Key takeaways
- Sequential has raised $3.5m (€3m) in its first equity round, bringing total funding to $7.5m (€6.5m)
- New capital will support development of an AI discovery engine built on a large real-world clinical dataset
- The platform aims to accelerate ingredient discovery, active complex design and next‑generation skin health innovations
- CEO Oliver Worsley says large-scale biological datasets can help predict product performance and reveal new ingredient interactions
- Sequential continues to expand testing infrastructure and work with global brands and suppliers
UK-based genomic testing company Sequential has closed its first equity round, securing $3.5m to further grow the business and bringing its total funding to $7.5m to date.
The round was co-led by Sparkfood and Corundum Systems Biology (CSB), with participation from Dermazone Holdings, SOSV, Scrum Ventures, an ex-General Partner at Index Ventures, and continued support from Innovate UK.
Sequential focuses on skin health innovation through its proprietary non-invasive testing platform, which transforms complicated biological data into actionable insights. Its dataset now comprises more than 50,000 samples, 4,000-plus ingredients and 10,000 participants worldwide.
The newly raised capital will support the development of an AI-powered discovery engine built on Sequential’s proprietary real-world clinical dataset. This aims to enhance the discovery of next-generation active complexes and novel bioactive ingredients.
AI discovery platform for large-scale skin biology analysis
We spoke to Sequential’s CEO and co-founder Oliver Worsley to find out more.
CosmeticsDesign-Europe (CDE): Hi Oliver, can you tell us any more about the AI discovery platform? How does it work and how could it impact the beauty and personal care industry in the future?
Oliver Worsley (OW): “Our core focus for the past several years has been building one of the most detailed clinical datasets on how skin biology responds to products and ingredients. Through our testing platform we’ve generated data from more than 50,000 samples across thousands of ingredients and participants.
“The AI discovery platform is essentially a way to analyse that dataset at scale. We’re using machine learning approaches to look for patterns between ingredients, microbiome changes, molecular biomarkers, and observed skin outcomes.
“Historically, product development in personal care has often relied on relatively small studies or incremental formulation changes. By analysing large-scale real-world clinical datasets, we believe it becomes possible to identify biological signals and ingredient interactions that would otherwise be very difficult to detect.”
CDE: You are using this dataset to predict and design next-generation active complexes. Can you share more about this and what it means for future beauty NPD?
OW: “What we mean by that is that we now have a dataset that links ingredients, formulations, multi-omics (including microbial and human biomarkers) measured directly from human skin.
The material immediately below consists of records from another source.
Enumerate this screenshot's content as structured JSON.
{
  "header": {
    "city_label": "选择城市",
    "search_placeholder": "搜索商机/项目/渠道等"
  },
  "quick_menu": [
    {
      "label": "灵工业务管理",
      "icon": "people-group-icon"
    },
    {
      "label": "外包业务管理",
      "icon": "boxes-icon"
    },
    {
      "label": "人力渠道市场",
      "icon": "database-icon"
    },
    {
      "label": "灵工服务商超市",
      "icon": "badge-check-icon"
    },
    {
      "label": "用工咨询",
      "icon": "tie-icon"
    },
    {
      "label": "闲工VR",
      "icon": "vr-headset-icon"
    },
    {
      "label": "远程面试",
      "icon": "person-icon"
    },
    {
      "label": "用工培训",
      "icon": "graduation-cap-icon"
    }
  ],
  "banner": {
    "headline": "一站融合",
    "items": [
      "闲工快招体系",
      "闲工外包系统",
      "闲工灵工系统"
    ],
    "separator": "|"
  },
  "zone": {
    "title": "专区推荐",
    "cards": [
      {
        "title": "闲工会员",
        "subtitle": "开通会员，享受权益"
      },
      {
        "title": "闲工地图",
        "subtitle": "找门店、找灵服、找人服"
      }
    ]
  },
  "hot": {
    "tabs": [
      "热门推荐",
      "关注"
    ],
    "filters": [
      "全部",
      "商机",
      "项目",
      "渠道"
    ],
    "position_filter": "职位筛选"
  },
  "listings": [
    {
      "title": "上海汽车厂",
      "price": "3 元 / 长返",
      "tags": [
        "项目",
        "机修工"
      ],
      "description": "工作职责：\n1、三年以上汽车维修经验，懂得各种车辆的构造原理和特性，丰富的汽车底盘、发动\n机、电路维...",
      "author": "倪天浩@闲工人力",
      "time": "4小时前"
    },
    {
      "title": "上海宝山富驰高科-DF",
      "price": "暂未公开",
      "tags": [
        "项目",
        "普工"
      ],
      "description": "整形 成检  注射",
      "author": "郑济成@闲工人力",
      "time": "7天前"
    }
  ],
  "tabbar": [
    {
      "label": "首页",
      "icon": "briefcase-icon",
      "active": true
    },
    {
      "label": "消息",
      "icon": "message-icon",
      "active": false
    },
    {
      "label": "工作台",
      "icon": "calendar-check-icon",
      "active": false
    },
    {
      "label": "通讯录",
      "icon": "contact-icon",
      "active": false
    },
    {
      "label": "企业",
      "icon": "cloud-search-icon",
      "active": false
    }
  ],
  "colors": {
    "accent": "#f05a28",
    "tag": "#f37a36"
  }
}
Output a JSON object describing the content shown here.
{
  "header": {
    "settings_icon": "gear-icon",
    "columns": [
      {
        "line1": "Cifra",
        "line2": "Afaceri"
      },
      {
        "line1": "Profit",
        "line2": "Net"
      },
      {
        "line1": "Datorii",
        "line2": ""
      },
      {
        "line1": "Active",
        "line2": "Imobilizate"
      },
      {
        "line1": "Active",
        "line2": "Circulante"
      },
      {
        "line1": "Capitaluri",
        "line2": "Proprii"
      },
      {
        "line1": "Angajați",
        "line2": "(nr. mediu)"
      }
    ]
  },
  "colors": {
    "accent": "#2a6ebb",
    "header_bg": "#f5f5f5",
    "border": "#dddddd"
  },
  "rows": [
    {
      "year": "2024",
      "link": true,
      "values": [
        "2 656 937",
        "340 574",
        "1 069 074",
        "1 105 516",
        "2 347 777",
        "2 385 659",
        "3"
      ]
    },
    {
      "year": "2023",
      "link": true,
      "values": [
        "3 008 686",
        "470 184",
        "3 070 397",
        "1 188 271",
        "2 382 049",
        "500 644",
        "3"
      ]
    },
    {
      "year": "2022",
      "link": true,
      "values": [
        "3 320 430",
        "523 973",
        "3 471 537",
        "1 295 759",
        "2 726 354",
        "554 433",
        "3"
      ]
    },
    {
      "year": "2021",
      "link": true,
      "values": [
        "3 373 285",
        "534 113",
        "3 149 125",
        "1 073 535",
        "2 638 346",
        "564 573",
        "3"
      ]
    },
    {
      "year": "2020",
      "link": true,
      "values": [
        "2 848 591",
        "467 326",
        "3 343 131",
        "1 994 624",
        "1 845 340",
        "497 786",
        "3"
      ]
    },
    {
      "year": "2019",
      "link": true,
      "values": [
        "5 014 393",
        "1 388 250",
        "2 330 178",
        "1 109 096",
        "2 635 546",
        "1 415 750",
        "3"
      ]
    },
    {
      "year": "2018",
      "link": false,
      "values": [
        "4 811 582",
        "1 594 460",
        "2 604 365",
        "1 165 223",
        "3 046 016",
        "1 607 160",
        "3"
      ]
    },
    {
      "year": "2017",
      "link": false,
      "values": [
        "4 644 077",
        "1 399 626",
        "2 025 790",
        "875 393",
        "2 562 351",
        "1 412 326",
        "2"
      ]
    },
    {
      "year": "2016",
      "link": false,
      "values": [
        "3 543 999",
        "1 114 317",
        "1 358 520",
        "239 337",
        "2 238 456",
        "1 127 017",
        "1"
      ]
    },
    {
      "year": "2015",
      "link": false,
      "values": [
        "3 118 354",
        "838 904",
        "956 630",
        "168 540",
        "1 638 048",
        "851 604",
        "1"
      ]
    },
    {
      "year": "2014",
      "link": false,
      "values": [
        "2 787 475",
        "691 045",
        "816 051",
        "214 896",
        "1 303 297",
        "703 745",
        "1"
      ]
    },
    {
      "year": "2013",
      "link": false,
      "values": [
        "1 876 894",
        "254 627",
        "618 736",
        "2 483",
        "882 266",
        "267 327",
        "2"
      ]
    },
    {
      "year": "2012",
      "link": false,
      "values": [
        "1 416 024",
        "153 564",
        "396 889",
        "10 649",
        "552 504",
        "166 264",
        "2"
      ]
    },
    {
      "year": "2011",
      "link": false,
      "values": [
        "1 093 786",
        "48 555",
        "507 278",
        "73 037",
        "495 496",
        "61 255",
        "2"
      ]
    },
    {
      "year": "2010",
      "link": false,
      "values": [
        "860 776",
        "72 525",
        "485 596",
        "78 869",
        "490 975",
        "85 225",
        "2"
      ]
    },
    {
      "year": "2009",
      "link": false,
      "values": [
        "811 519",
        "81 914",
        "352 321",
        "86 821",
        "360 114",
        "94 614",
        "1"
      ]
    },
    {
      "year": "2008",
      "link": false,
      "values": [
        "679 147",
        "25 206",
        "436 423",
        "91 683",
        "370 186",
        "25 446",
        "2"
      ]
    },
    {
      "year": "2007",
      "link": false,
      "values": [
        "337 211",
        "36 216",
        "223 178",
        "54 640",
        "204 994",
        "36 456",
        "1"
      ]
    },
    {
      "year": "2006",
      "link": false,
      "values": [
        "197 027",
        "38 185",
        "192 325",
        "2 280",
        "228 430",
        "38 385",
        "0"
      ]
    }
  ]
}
“When you analyse those relationships at scale, you can begin to see which combinations of ingredients tend to influence certain human gene pathways or microbial communities.
“In the future, that type of analysis could help guide the development of new ingredient combinations or active complexes that are designed with a clearer biological rationale from the start.
“So rather than relying purely on trial-and-error formulation, there is an opportunity to use large clinical datasets to inform which ingredient strategies are most likely to be effective.”
CDE: What are you currently working on?
OW: “Right now, a lot of our work continues to focus on expanding and refining our clinical testing infrastructure.
“We’re continuing to run studies with global brands and ingredient suppliers to understand how products influence both microbial and molecular biomarkers on the skin.
“At the same time, we’re beginning to apply more computational approaches to the dataset we’ve built over the past several years. That includes exploring how microbiome patterns relate to skin conditions such as acne, atopic dermatitis and rosacea, and how ingredients influence those systems.
“So, the immediate focus is really on growing the dataset and extracting deeper insights from it.”
CDE: Is there anything else you’d like to talk about on this topic?
OW: “One of the biggest challenges in personal care innovation has historically been connecting biological mechanisms with real-world product performance.
“What we’ve tried to do at Sequential is build the infrastructure to measure those relationships directly from human skin at scale. That means linking microbiome data, molecular biomarkers, and controlled product testing in real-world clinical settings.
“As the dataset grows, it becomes an increasingly valuable resource for understanding skin biology and helping guide the next generation of scientifically validated products.”